Thursday, August 5, 2010

History Sifting

Good news: Google still retains archives of Usenet postings going back to the mid-1980s. This means that my early Internet presence/history is still out there.

Bad news: Google's search utilities for those posts is godawful. If I enter the same search parameters ten times, I will get back ten, slightly different sets of search results. Each search return set is of different size and composition (with unpredictable overlap). Even more fun, an initial search for my author name applied to ALL possible news groups returns a smaller data set than my author name applied against a more specific listing of news groups. So, one must do a high-level search to find as many of the various newsgroups one has posted under, then do more specific author/newsgroup searches in order to maximize results.

Worse news: apparently, in (what I can only assume was) an effort to cut down on SPAM address-harvesting  possibilities, someone went through and munged posting addresses. For example, my primary PSU-era posting ID of "THJ100@PSUVM.PSU.EDU" has been munged to be "THJ...@PSUVM.PSU.EDU". Compounding this, not only does this make it so I can't search for any articles posted under my old posting IDs, the Google search tools think that "THJ...@PSUVM.PSU.EDU" is a bad search parameter.

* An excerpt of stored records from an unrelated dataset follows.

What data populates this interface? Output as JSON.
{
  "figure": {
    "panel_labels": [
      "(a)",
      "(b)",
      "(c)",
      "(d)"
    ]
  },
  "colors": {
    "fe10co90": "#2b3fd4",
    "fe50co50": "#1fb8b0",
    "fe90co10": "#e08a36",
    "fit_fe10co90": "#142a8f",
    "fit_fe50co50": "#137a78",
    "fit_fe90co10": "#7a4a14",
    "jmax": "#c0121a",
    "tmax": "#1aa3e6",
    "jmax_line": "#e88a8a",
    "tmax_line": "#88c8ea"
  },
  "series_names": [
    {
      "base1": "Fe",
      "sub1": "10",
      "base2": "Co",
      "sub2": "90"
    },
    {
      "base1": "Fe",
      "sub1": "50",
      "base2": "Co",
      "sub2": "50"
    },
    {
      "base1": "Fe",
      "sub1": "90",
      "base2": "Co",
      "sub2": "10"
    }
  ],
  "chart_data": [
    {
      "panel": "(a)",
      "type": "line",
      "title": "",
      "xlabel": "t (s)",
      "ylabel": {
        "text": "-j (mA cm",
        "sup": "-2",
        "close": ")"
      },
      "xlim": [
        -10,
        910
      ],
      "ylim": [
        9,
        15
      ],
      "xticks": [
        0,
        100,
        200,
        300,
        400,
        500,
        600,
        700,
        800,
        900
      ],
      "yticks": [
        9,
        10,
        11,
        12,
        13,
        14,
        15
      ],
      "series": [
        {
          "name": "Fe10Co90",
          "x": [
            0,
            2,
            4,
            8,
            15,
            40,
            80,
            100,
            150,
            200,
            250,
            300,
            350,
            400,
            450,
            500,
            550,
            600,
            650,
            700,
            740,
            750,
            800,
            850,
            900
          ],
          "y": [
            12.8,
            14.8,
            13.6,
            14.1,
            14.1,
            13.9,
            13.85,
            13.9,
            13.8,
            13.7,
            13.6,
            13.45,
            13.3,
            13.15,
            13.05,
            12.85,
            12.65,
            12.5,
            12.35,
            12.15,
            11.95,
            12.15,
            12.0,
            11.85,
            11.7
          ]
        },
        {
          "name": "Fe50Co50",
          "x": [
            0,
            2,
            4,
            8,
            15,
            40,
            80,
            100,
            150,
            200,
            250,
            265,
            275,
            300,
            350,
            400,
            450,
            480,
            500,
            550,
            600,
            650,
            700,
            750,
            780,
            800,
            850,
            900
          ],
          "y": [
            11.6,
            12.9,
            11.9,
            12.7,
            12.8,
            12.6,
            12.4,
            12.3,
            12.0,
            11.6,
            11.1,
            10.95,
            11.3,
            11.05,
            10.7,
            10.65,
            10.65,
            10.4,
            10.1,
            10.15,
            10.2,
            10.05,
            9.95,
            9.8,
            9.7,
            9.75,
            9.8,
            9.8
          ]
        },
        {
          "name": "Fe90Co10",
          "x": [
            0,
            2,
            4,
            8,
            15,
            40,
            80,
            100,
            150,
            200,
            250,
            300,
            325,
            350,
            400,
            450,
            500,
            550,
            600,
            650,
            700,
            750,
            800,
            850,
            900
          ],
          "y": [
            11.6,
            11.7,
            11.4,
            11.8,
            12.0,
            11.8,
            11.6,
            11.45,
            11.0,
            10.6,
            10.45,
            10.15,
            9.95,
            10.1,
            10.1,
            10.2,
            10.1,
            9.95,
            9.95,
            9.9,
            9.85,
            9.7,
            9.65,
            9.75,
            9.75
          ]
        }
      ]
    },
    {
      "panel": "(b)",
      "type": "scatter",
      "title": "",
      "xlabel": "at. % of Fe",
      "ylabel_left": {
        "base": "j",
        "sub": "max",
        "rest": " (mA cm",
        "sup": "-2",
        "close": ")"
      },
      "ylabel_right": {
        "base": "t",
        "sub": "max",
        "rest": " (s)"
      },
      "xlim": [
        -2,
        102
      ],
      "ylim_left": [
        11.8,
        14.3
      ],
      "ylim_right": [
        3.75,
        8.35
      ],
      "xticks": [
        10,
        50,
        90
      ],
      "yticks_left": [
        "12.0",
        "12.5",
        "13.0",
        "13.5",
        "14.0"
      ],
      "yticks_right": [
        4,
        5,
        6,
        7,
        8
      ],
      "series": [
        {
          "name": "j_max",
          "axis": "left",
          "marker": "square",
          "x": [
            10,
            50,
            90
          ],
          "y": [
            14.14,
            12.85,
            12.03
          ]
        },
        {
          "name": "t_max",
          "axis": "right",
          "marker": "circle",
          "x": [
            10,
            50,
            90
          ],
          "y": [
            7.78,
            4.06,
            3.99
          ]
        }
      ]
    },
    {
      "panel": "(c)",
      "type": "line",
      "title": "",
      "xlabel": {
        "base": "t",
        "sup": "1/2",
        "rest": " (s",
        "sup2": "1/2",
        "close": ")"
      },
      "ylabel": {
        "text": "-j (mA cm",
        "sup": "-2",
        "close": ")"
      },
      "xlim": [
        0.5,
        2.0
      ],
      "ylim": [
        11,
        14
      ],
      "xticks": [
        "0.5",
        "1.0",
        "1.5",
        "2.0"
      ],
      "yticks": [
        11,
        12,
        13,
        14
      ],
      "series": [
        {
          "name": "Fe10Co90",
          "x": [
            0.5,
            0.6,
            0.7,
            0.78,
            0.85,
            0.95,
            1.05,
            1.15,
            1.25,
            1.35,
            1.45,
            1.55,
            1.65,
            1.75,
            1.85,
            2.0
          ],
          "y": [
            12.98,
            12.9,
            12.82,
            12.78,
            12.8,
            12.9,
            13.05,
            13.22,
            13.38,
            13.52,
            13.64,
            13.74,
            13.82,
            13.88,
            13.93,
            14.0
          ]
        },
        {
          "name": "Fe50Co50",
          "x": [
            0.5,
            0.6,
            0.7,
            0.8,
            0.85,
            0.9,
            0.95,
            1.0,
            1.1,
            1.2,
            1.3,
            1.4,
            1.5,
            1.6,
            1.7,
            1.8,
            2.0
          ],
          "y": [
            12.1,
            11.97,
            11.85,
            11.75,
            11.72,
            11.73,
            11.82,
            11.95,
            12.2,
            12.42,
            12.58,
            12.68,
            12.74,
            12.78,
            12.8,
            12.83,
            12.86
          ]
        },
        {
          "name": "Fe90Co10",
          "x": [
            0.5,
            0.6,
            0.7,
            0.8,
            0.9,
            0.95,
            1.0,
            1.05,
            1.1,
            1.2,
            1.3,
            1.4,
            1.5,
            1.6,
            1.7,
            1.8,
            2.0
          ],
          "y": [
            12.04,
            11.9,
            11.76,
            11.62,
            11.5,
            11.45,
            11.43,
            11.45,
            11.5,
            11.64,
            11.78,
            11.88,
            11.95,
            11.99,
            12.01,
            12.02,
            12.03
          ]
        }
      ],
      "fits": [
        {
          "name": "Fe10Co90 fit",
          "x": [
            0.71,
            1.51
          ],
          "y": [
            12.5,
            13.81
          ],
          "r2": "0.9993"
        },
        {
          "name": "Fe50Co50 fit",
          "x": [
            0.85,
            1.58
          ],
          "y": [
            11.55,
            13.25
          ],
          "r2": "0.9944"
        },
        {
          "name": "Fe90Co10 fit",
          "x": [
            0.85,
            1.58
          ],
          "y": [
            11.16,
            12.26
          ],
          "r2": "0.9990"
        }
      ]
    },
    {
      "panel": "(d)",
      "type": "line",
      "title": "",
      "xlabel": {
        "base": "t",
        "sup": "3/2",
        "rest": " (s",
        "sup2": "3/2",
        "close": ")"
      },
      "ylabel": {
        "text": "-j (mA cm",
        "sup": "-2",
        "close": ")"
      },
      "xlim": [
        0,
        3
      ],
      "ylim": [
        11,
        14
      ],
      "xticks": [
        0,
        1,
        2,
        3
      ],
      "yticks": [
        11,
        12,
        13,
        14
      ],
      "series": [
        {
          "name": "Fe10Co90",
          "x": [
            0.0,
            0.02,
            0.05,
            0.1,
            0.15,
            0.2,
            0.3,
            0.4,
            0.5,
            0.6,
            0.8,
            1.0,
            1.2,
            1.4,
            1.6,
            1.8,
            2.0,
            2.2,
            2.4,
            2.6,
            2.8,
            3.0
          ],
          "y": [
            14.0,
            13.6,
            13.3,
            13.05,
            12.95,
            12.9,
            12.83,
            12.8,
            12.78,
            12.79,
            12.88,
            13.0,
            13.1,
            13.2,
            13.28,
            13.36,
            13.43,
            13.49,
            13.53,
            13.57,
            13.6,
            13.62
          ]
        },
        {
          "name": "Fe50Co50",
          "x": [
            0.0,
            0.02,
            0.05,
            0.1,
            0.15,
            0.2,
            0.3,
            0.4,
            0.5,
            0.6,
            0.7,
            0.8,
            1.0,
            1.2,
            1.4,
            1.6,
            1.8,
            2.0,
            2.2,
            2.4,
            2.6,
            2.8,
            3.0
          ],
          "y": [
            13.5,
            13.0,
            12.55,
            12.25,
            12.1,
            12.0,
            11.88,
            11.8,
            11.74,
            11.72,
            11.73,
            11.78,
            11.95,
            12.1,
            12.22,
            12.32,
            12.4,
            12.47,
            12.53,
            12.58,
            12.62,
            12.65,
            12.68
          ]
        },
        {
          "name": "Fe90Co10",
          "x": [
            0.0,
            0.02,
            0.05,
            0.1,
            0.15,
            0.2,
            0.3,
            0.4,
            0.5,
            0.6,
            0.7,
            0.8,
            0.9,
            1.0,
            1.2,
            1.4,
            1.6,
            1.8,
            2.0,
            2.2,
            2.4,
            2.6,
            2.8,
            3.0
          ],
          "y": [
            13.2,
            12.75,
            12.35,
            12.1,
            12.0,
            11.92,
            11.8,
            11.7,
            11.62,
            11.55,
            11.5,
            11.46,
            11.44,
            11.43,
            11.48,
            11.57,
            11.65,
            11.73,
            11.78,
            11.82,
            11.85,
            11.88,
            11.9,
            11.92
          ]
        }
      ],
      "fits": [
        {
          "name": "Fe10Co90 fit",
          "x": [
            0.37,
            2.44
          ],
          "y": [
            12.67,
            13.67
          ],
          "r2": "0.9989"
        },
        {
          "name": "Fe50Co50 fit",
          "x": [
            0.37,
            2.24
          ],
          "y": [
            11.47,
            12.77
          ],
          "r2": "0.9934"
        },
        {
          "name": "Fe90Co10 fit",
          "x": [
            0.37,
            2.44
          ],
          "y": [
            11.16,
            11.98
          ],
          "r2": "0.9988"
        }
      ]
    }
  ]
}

All of this is compounded by the fact that I've posted under a number of userids, over the years, and a similar number of author names. While I generally used my full name in my "From:", there was a non-trivial number of posts where I used a variety of nom de plumes. Fortunately, I've a pretty good memory, so I remember most of those names, userids, etc. - allowing me to come up with a fairly exhaustive set of search parameters to use. So, even though's search functionality sucks, I've been able to pull down 350+ pieces of my Usenet posting-history. However, I've been fairly prolific throughout my entire Internet-posting life (what you see scattered across your screens on a daily basis is nothing new). So, 350+ posts over more than a decade's worth of Usenet posts far under-represents my total output.

Oh well. It just proves that, to a degree, the Internet does forget.

At any rate, what do I do with what I have found? There's no good engines for converting flat text files into a blog format - especially not one that preserves the original chronology.